A team of researchers from UNMC’s Department of Pathology, Microbiology, and Immunology has discovered a critical strategy human papillomavirus (HPV) uses to establish infection after entering cells.
The study, recently published in the Proceedings of the National Academy of Sciences (PNAS), a top-tier, prestigious peer-reviewed journal, found that HPV reprograms a host protein to coordinate the transport of virus-containing compartments and their fusion with early endosomes, a step required for successful infection.
“Tumor viruses account for approximately 15% of all human cancers worldwide. Understanding HPV infection is especially important because HPV is one of the major tumor viruses, causes about 5% of human cancers and is the most common sexually transmitted infection in the United States. This new understanding of HPV infection provides fresh opportunities to develop strategies against HPV,” said Pengwei Zhang, PhD, assistant professor in the department, who led the study and mentors Maddie Love, a third-year doctoral student and lead author of the paper.
After entering a cell, many viruses become enclosed in small membrane-bound compartments. For infection to move forward, these compartments must travel in the cell and merge with early endosomes, essential organelles that sort incoming cargo and direct it to subsequent intracellular destinations. This process helps the virus disassemble properly and reach the location needed for later stages of infection and replication.
“How this essential process is achieved has remained poorly understood,” Dr. Zhang said. “We brought together molecular virology, cell biology, live-cell imaging, and single-particle tracking to examine viral entry at a mechanistic level.
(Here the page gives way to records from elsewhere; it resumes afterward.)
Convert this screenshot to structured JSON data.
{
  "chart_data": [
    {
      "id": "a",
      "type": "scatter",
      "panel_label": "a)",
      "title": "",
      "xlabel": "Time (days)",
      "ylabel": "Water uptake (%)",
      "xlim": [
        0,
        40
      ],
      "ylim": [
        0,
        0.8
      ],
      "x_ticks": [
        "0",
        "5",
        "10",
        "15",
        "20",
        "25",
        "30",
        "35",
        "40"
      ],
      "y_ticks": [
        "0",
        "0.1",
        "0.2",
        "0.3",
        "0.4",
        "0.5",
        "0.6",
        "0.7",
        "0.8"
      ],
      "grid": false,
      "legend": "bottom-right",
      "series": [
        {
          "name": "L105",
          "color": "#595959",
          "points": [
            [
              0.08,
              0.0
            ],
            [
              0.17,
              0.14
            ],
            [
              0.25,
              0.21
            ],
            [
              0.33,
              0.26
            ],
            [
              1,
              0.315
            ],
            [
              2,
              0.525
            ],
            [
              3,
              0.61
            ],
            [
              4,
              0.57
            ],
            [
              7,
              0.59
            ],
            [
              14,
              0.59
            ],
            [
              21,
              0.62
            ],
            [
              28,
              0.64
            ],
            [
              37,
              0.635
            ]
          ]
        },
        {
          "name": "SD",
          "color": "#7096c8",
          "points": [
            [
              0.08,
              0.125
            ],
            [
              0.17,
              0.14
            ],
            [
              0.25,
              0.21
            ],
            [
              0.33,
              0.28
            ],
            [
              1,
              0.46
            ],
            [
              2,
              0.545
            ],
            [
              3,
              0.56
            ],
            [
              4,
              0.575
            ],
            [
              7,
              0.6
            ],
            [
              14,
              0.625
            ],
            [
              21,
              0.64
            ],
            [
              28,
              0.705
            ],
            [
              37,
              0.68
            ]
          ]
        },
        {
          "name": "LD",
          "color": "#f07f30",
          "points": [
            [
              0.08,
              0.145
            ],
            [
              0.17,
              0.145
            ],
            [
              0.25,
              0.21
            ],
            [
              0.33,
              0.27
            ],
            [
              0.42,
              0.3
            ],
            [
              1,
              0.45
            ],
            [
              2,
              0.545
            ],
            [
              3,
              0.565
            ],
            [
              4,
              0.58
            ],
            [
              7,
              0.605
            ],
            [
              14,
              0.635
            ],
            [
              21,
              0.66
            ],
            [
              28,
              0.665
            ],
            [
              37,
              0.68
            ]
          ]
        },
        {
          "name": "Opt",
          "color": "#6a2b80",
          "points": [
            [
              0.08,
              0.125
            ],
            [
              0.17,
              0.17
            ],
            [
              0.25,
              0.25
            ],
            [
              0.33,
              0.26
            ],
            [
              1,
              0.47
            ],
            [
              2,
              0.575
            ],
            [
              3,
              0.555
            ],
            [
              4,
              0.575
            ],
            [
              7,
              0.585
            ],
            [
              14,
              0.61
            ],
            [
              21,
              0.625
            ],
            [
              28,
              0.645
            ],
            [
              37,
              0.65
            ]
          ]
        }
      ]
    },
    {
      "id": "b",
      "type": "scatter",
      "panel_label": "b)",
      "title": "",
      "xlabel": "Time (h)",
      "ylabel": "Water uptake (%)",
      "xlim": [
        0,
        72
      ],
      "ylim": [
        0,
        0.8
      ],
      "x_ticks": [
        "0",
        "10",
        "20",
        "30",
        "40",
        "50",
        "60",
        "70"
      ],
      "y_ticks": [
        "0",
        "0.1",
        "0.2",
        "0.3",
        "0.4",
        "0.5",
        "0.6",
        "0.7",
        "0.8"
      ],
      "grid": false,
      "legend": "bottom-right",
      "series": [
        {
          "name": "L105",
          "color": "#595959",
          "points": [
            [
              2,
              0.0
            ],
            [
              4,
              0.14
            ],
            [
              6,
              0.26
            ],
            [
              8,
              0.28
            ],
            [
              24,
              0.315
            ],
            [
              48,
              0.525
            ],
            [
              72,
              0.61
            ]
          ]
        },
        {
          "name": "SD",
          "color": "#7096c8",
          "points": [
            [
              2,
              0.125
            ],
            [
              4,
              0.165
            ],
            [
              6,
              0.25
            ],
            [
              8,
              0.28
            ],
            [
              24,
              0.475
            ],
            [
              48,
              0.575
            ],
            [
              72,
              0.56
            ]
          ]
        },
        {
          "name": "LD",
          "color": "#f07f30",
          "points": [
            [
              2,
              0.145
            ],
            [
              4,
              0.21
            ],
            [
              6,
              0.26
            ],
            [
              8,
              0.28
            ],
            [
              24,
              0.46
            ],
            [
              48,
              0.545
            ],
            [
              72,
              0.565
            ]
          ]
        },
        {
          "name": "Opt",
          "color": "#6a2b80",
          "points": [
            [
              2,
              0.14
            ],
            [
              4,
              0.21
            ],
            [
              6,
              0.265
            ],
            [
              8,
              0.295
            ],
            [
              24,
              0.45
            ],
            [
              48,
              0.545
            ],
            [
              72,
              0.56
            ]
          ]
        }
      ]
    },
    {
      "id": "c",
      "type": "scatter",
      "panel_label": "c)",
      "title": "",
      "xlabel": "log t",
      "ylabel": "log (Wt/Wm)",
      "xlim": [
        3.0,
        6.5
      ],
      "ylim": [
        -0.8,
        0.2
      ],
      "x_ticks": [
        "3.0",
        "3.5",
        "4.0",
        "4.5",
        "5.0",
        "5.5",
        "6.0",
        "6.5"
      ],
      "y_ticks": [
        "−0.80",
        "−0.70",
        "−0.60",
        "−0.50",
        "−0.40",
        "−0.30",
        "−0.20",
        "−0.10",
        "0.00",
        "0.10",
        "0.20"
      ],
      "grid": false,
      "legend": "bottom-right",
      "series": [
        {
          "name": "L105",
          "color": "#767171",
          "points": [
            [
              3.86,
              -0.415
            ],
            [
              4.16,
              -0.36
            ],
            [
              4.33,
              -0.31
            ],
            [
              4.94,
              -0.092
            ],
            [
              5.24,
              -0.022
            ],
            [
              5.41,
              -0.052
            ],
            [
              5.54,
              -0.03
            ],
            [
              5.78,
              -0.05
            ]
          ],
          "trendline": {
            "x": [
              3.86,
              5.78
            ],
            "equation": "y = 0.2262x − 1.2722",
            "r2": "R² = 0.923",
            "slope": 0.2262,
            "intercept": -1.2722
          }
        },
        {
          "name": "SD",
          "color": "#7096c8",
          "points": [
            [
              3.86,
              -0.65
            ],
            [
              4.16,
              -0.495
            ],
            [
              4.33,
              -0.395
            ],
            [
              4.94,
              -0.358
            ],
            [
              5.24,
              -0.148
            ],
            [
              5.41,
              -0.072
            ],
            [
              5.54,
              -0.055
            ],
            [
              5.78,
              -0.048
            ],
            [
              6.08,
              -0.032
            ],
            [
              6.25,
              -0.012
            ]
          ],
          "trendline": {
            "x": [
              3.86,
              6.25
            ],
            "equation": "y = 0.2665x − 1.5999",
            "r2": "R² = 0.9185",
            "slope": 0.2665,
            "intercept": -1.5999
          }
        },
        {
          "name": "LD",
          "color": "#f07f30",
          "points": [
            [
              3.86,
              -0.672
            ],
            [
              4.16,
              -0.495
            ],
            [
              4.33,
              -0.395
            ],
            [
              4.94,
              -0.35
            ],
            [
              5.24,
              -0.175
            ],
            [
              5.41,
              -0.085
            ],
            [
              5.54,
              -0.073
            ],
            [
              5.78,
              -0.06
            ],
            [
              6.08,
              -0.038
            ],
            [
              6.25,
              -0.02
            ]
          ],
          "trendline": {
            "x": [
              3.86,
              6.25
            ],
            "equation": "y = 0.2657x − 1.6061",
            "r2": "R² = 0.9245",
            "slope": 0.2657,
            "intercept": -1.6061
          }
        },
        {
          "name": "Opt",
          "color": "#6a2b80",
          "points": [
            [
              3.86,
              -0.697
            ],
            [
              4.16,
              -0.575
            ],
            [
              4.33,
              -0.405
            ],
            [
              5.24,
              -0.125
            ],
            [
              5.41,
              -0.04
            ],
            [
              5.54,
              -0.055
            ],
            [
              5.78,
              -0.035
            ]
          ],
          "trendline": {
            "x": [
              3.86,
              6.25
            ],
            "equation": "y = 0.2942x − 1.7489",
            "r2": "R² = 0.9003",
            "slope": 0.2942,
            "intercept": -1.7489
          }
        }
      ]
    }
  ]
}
Our study helps fill this gap by showing that compartment movement and fusion are coordinated during HPV entry.”
“These findings improve our understanding of how viruses exploit the cell’s own fusion and transport machinery to establish infection,” Dr. Zhang said. “This mechanism may also reflect a broader strategy used by other viruses that enter cells through similar pathways. In the future, this knowledge may help guide the development of targeted antiviral approaches.”
Dr. Zhang said the study was truly a team effort. Jian Xie, Ph.D., assistant professor in the department, collaborated with Zhang on the study.
“Viruses have long served as powerful tools for advancing molecular and cellular biology,” said Dr. Xie. “In this study, HPV functions as a genetically tractable and quantitative system, enabling us to gain unique insights into a highly transient and heterogeneous biological environment.”
Richard C. Dang, a doctoral student in bioinformatics and a student of Dr. Xie, is the paper’s second author and contributed to the single-particle tracking analysis. Dr. Zhang said a T32 training grant for the students, NIH funding, and strong backing from the department made the work possible.